Kudüs'ün statüsü ve uluslararası hukukun(!) sefaleti
Seçim kampanyası esnasında Trump’ın ve daha sonra Rusya dışişleri bakanlığının Batı Kudüs’ü İsrail’in başkenti olarak tanıdığını açıklaması ve İsrail’in Kudüs’teki son günlerdeki uygulamaları, şehrin statüsü tartışmalarını tekrar gündeme getirdi.
İSTANBUL - Prof. Dr. Cengiz Tomar
İslam şehri karakterini, Müslümanlar tarafından fethinin ardından, henüz miladi VII. yüzyıldan itibaren alan Kudüs, Osmanlılar döneminde, 400 yılı aşkın bir süre boyunca, tarihinin en müreffeh ve huzurlu günlerini Kuds-i Şerif adıyla yaşadı. Şehri 11 Aralık 1917’de, yani bundan tam bir asır önce işgal eden İngiliz General Allenby “Haçlı Seferlerinin artık sona erdiğini” ifade ederken, aslında Kudüs mücadelesinin hiç bitmeyeceğini tahmin ediyor muydu? Elbette bunu bilmemiz imkansız. Ancak seçim kampanyası esnasında Trump’ın ve daha sonra Rusya dışişleri bakanlığının Batı Kudüs’ü İsrail’in başkenti olarak tanıdığını açıklaması ve İsrail’in Kudüs’teki son günlerdeki uygulamaları, üç semavi din tarafından kutsal olarak kabul edilen şehrin statüsü tartışmalarını tekrar gündeme getirdi. Aslında İsrail’in nihai hedefi, belli bir strateji çerçevesinde yıllardır adım adım uyguladığı Kudüs’ü Müslümanlardan arındırma ve Mescid-i Aksa hareminde Müslümanların mukaddes mekânlarını yıkarak burada Süleyman mabedini inşa ve ihya etme politikası, maalesef İslam dünyasının içinde bulunduğu bu sıkıntılı dönemde gereğince gündem olamıyor. Halbuki İsrail tarafından başkent ilan edilen Kudüs’ün statüsü, Filistin sorununun en can alıcı noktasını oluşturuyor.

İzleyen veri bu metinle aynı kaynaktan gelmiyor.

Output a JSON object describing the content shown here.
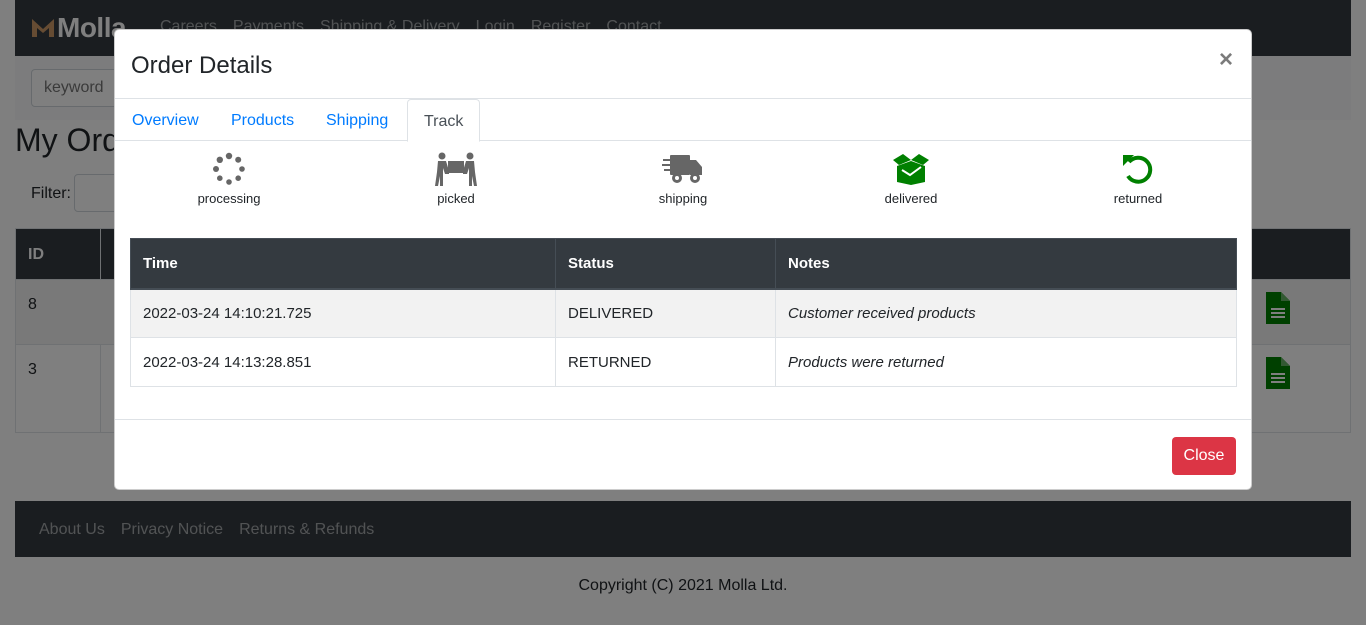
{
  "brand": {
    "name": "Molla"
  },
  "nav": {
    "items": [
      "Careers",
      "Payments",
      "Shipping & Delivery",
      "Login",
      "Register",
      "Contact"
    ]
  },
  "search": {
    "placeholder": "keyword"
  },
  "page": {
    "title": "My Orders",
    "filter_label": "Filter:"
  },
  "orders_table": {
    "header_first": "ID",
    "rows": [
      {
        "id": "8"
      },
      {
        "id": "3"
      }
    ]
  },
  "footer": {
    "links": [
      "About Us",
      "Privacy Notice",
      "Returns & Refunds"
    ],
    "copyright": "Copyright (C) 2021 Molla Ltd."
  },
  "modal": {
    "title": "Order Details",
    "close_symbol": "×",
    "tabs": [
      {
        "label": "Overview",
        "active": false
      },
      {
        "label": "Products",
        "active": false
      },
      {
        "label": "Shipping",
        "active": false
      },
      {
        "label": "Track",
        "active": true
      }
    ],
    "track_steps": [
      {
        "label": "processing",
        "icon": "spinner-icon",
        "color": "#666666"
      },
      {
        "label": "picked",
        "icon": "people-carry-icon",
        "color": "#666666"
      },
      {
        "label": "shipping",
        "icon": "shipping-fast-icon",
        "color": "#666666"
      },
      {
        "label": "delivered",
        "icon": "box-open-icon",
        "color": "#008000"
      },
      {
        "label": "returned",
        "icon": "undo-icon",
        "color": "#008000"
      }
    ],
    "track_table": {
      "headers": [
        "Time",
        "Status",
        "Notes"
      ],
      "rows": [
        {
          "time": "2022-03-24 14:10:21.725",
          "status": "DELIVERED",
          "notes": "Customer received products"
        },
        {
          "time": "2022-03-24 14:13:28.851",
          "status": "RETURNED",
          "notes": "Products were returned"
        }
      ]
    },
    "close_button": "Close"
  },
  "colors": {
    "navbar": "#343a40",
    "link": "#007bff",
    "danger": "#dc3545",
    "active_icon": "#008000",
    "inactive_icon": "#666666"
  }
}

Kudüs’ün statüsü sorunu, İsrail’in kurulmasından önceye kadar uzanmakta. İsrail’in kurulmasından önce İngiliz mandası altında bulunan Kudüs’ün, yeni kurulmuş olan Birleşmiş Milletler planına göre (Kasım 1947), Arap ve Yahudi bölgeleri olarak iki kısma ayrılması öngörülmüştü. Bunu göre şehir, Birleşmiş Milletler korumasında, uluslarası özel bir yönetime (corpus seperatum) sahip olacaktı. Bu planın Arap liderler tarafından reddedilişinin üzerinden çok geçmeden, Irgun ve Hagana gibi terörist örgütler vasıtasıyla estirilen tedhiş sonucunda pek çok Kudüslü şehirlerini terketmek zorunda kalmışlardı. Bu tedhiş eylemlerinin en bilineni, Nisan 1948’deki Deyr Yasin köyünde 250 sivilin katledilmesiydi. 1948 sonunda Kudüs’te Müslümanların nüfusu 70 binlerden 3 bin 500’lere kadar düşmüştü.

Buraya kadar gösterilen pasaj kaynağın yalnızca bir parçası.